Information & Referral
Information & Referral (I&R) is the practice of bringing people and services together. I&R resource databases contain detailed
descriptions of the programs and services provided by community, social, health, and government organizations. The usual goal of the referral is to:
- Establish a rapport
- Gather information through active listening
- Determine the client’s previous efforts
- Problem solve in a partnership with the client
- Match resources with needs
- Identify potential barriers and constraints
- Make appropriate referrals for services
- Offer follow-up counsel if appropriate
Peer Support
Peer support is a system of giving and receiving help founded on key principles of respect, shared responsibility, and mutual agreement on what is helpful. Peer support is not based on psychiatric models or diagnostic criteria, it is about understanding another situation empathetically through the shared experience of emotional and psychological pain.
When people find affiliation with others whom they feel are like them, they feel a connection. This connection or affiliation is a deep holistic understanding based on a mutual experience where people are able to be with each other without the constraints of traditional expert-patient relationships.
Further, as trust in the relationship builds both people are able to respectfully challenge each other when they find themselves reenacting old roles this allows members of the peer community to try out new behaviors with one another and move beyond previously held self-concepts built on disability diagnosis and trauma worldview.
Peer support includes the following activities:
- Sharing experiences
- Getting support
- Peer counseling
- Teaching each other concepts for learning and strategies for living
- Connect to and participate in a peer community
Independent Living Skills
Independent living skills encompass many skill areas including, but not limited to:
- Personal care (dressing, grooming, and hygiene)
- Food preparation
- Clothing management (laundry sorting and identification)
- Money management
- Personal organization material and time management
- Household maintenance
Independent living skills are basic skills an individual needs to do daily to live an independent life. Persons with disabilities are a diverse group. Some individuals may require assistance with even the most basic life skills, such as tooth brushing. Other individuals with disabilities may need assistance with more complex tasks such as how to manage money, pay taxes and bills, and keep and maintain a home.

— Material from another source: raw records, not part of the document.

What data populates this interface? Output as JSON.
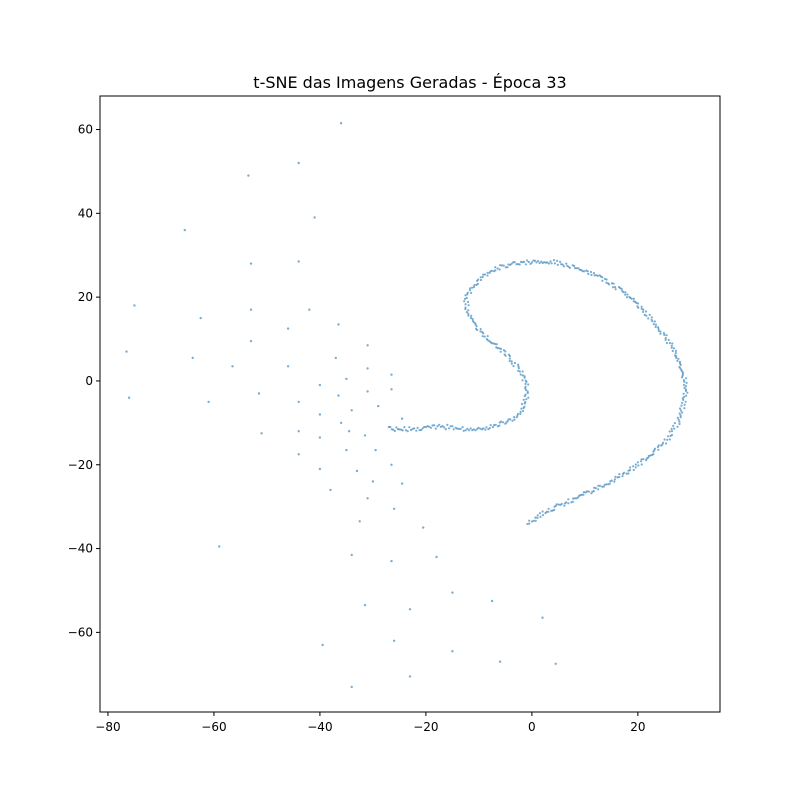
{
  "chart_data": {
    "type": "scatter",
    "title": "t-SNE das Imagens Geradas - Época 33",
    "xlabel": "",
    "ylabel": "",
    "xlim": [
      -81.5,
      35.5
    ],
    "ylim": [
      -79,
      68
    ],
    "x_ticks": [
      -80,
      -60,
      -40,
      -20,
      0,
      20
    ],
    "x_tick_labels": [
      "−80",
      "−60",
      "−40",
      "−20",
      "0",
      "20"
    ],
    "y_ticks": [
      -60,
      -40,
      -20,
      0,
      20,
      40,
      60
    ],
    "y_tick_labels": [
      "−60",
      "−40",
      "−20",
      "0",
      "20",
      "40",
      "60"
    ],
    "grid": false,
    "legend": "none",
    "marker_color": "#1f77b4",
    "marker_alpha": 0.6,
    "scattered_points": [
      [
        -36,
        61.5
      ],
      [
        -44,
        52
      ],
      [
        -53.5,
        49
      ],
      [
        -65.5,
        36
      ],
      [
        -41,
        39
      ],
      [
        -53,
        28
      ],
      [
        -44,
        28.5
      ],
      [
        -75,
        18
      ],
      [
        -62.5,
        15
      ],
      [
        -53,
        17
      ],
      [
        -42,
        17
      ],
      [
        -46,
        12.5
      ],
      [
        -36.5,
        13.5
      ],
      [
        -76.5,
        7
      ],
      [
        -64,
        5.5
      ],
      [
        -53,
        9.5
      ],
      [
        -56.5,
        3.5
      ],
      [
        -46,
        3.5
      ],
      [
        -37,
        5.5
      ],
      [
        -31,
        8.5
      ],
      [
        -31,
        3
      ],
      [
        -26.5,
        1.5
      ],
      [
        -35,
        0.5
      ],
      [
        -40,
        -1
      ],
      [
        -26.5,
        -2
      ],
      [
        -76,
        -4
      ],
      [
        -61,
        -5
      ],
      [
        -51.5,
        -3
      ],
      [
        -44,
        -5
      ],
      [
        -36.5,
        -3.5
      ],
      [
        -31,
        -2.5
      ],
      [
        -29,
        -6
      ],
      [
        -40,
        -8
      ],
      [
        -34,
        -7
      ],
      [
        -51,
        -12.5
      ],
      [
        -44,
        -12
      ],
      [
        -40,
        -13.5
      ],
      [
        -36,
        -10
      ],
      [
        -34.5,
        -12
      ],
      [
        -31.5,
        -13
      ],
      [
        -24.5,
        -9
      ],
      [
        -44,
        -17.5
      ],
      [
        -40,
        -21
      ],
      [
        -35,
        -16.5
      ],
      [
        -29.5,
        -16.5
      ],
      [
        -33,
        -21.5
      ],
      [
        -26.5,
        -20
      ],
      [
        -38,
        -26
      ],
      [
        -30,
        -24
      ],
      [
        -24.5,
        -24.5
      ],
      [
        -31,
        -28
      ],
      [
        -26,
        -30.5
      ],
      [
        -20.5,
        -35
      ],
      [
        -32.5,
        -33.5
      ],
      [
        -59,
        -39.5
      ],
      [
        -34,
        -41.5
      ],
      [
        -26.5,
        -43
      ],
      [
        -18,
        -42
      ],
      [
        -31.5,
        -53.5
      ],
      [
        -23,
        -54.5
      ],
      [
        -15,
        -50.5
      ],
      [
        -7.5,
        -52.5
      ],
      [
        2,
        -56.5
      ],
      [
        -39.5,
        -63
      ],
      [
        -26,
        -62
      ],
      [
        -15,
        -64.5
      ],
      [
        -6,
        -67
      ],
      [
        4.5,
        -67.5
      ],
      [
        -34,
        -73
      ],
      [
        -23,
        -70.5
      ]
    ],
    "curve_points": [
      [
        -27,
        -11.5
      ],
      [
        -25,
        -11.5
      ],
      [
        -22.5,
        -11.5
      ],
      [
        -20,
        -11
      ],
      [
        -17.5,
        -11
      ],
      [
        -15,
        -11
      ],
      [
        -12.5,
        -11.5
      ],
      [
        -10,
        -11.5
      ],
      [
        -8,
        -11
      ],
      [
        -6.5,
        -10.5
      ],
      [
        -3.5,
        -9
      ],
      [
        -2,
        -7
      ],
      [
        -1,
        -4
      ],
      [
        -1,
        -1
      ],
      [
        -2,
        2
      ],
      [
        -3.5,
        4.5
      ],
      [
        -5.5,
        7
      ],
      [
        -8,
        9.5
      ],
      [
        -10.5,
        13
      ],
      [
        -12,
        16.5
      ],
      [
        -12.5,
        19.5
      ],
      [
        -11,
        22.5
      ],
      [
        -9,
        25
      ],
      [
        -6.5,
        27
      ],
      [
        -3.5,
        28
      ],
      [
        0,
        28.5
      ],
      [
        3.5,
        28.5
      ],
      [
        7,
        27.5
      ],
      [
        10.5,
        26
      ],
      [
        14,
        24
      ],
      [
        17.5,
        21
      ],
      [
        20.5,
        17.5
      ],
      [
        23,
        14
      ],
      [
        25.5,
        10
      ],
      [
        27.5,
        6
      ],
      [
        28.5,
        2
      ],
      [
        29,
        -2
      ],
      [
        28.5,
        -6
      ],
      [
        27.5,
        -10
      ],
      [
        25.5,
        -14
      ],
      [
        23,
        -17
      ],
      [
        20,
        -20
      ],
      [
        17,
        -22.5
      ],
      [
        13.5,
        -25
      ],
      [
        10,
        -27
      ],
      [
        6.5,
        -29
      ],
      [
        3,
        -31
      ],
      [
        0.5,
        -33
      ],
      [
        -1,
        -34.5
      ]
    ]
  }
}
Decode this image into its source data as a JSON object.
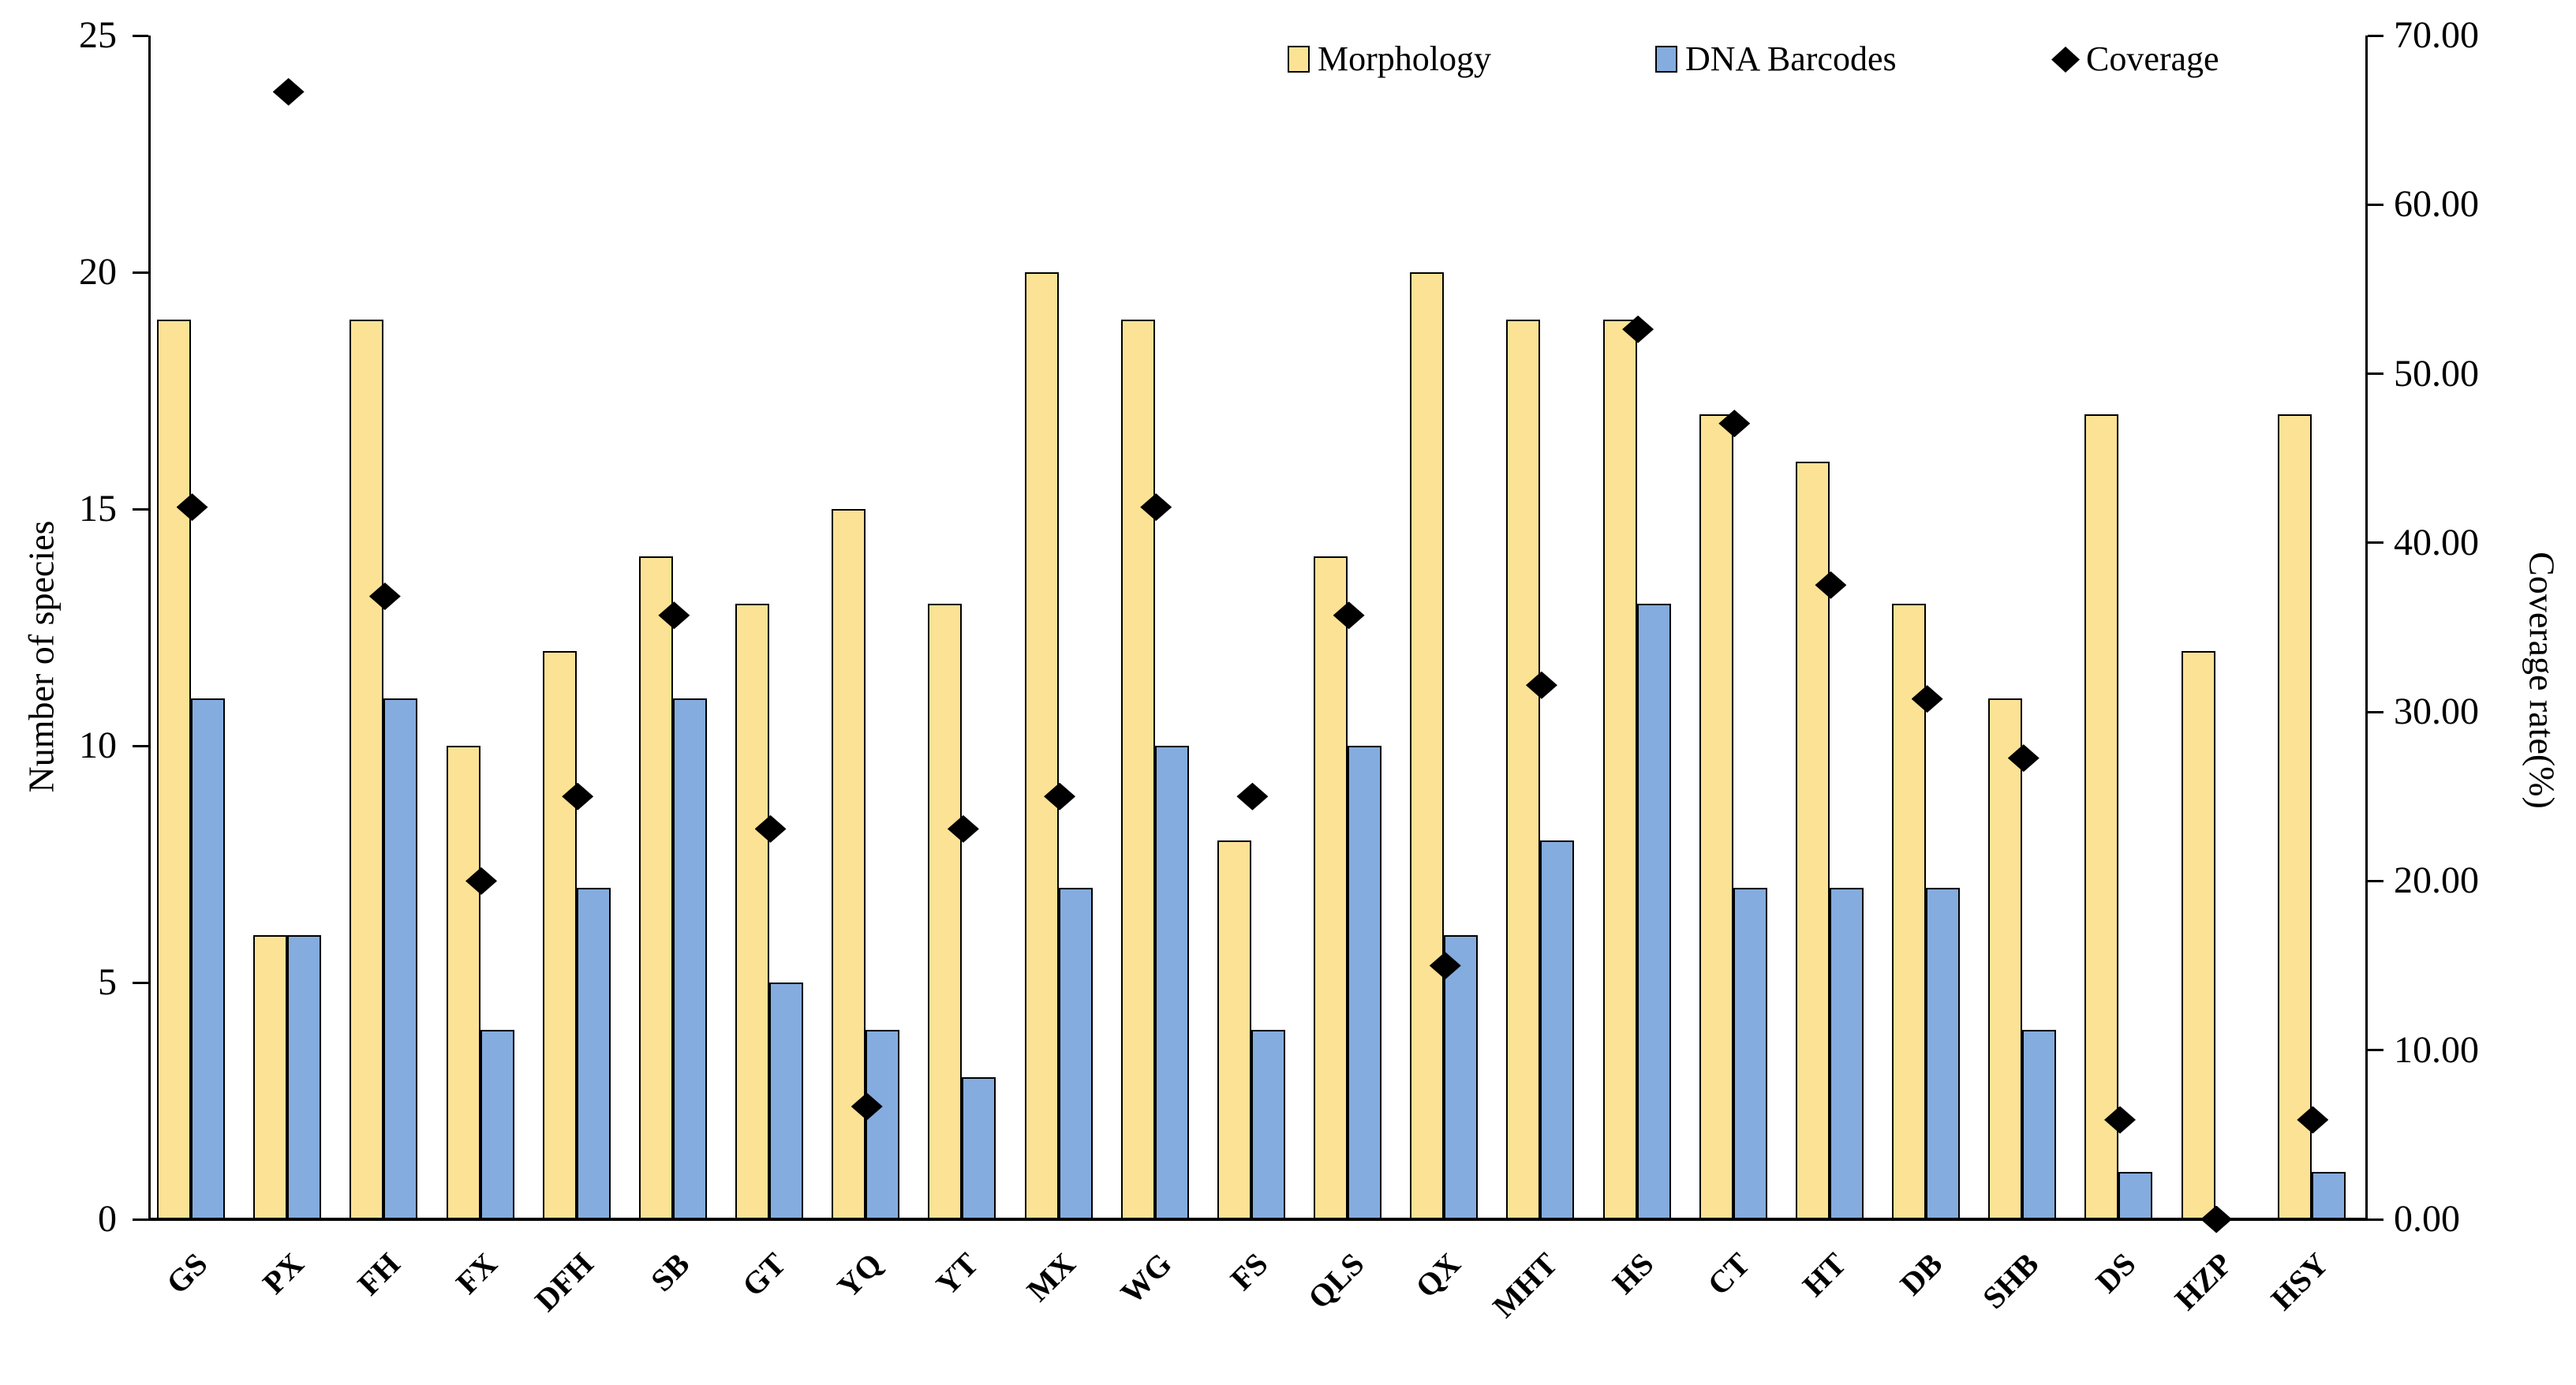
{
  "figure": {
    "background": "#ffffff",
    "axis_color": "#000000"
  },
  "chart_data": {
    "type": "bar",
    "subtype": "grouped-bars-with-scatter-diamond-secondary-axis",
    "categories": [
      "GS",
      "PX",
      "FH",
      "FX",
      "DFH",
      "SB",
      "GT",
      "YQ",
      "YT",
      "MX",
      "WG",
      "FS",
      "QLS",
      "QX",
      "MHT",
      "HS",
      "CT",
      "HT",
      "DB",
      "SHB",
      "DS",
      "HZP",
      "HSY"
    ],
    "series": [
      {
        "name": "Morphology",
        "type": "bar",
        "axis": "left",
        "color": "#FCE294",
        "border_color": "#000000",
        "values": [
          19,
          6,
          19,
          10,
          12,
          14,
          13,
          15,
          13,
          20,
          19,
          8,
          14,
          20,
          19,
          19,
          17,
          16,
          13,
          11,
          17,
          12,
          17
        ]
      },
      {
        "name": "DNA Barcodes",
        "type": "bar",
        "axis": "left",
        "color": "#84ACDE",
        "border_color": "#000000",
        "values": [
          11,
          6,
          11,
          4,
          7,
          11,
          5,
          4,
          3,
          7,
          10,
          4,
          10,
          6,
          8,
          13,
          7,
          7,
          7,
          4,
          1,
          0,
          1
        ]
      },
      {
        "name": "Coverage",
        "type": "scatter",
        "marker": "diamond",
        "axis": "right",
        "color": "#000000",
        "values": [
          42.11,
          66.67,
          36.84,
          20.0,
          25.0,
          35.71,
          23.08,
          6.67,
          23.08,
          25.0,
          42.11,
          25.0,
          35.71,
          15.0,
          31.58,
          52.63,
          47.06,
          37.5,
          30.77,
          27.27,
          5.88,
          0.0,
          5.88
        ]
      }
    ],
    "left_axis": {
      "label": "Number of species",
      "min": 0,
      "max": 25,
      "ticks": [
        "0",
        "5",
        "10",
        "15",
        "20",
        "25"
      ]
    },
    "right_axis": {
      "label": "Coverage rate(%)",
      "min": 0,
      "max": 70,
      "ticks": [
        "0.00",
        "10.00",
        "20.00",
        "30.00",
        "40.00",
        "50.00",
        "60.00",
        "70.00"
      ]
    },
    "grid": "off",
    "legend_position": "top-right-inside"
  },
  "legend": {
    "morphology_label": "Morphology",
    "dna_label": "DNA Barcodes",
    "coverage_label": "Coverage"
  }
}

Additional independent living skills include complying with certain legal requirements, such as renewing a driver’s license on time, voting, and notifying law enforcement in the event of a crime. Independent living skills also include maintaining personal hygiene, grooming, seeking medical attention, buying the right sort of foods to eat a nutritionally balanced diet, and making sure that individuals have the clothes they need and wear them appropriately.
Application Assistance
HILC staff help persons with disabilities in the Greater Harlem area with application assistance as follows:
- Food Stamps
- Public Assistance Benefits
- SSI and SSDI
- Medicaid and Medicare
- Housing Information
- New York City School Tax and New York State Renters’ Credits
HILC does not refuse any reasonable request for accommodations (ADA-Title 111).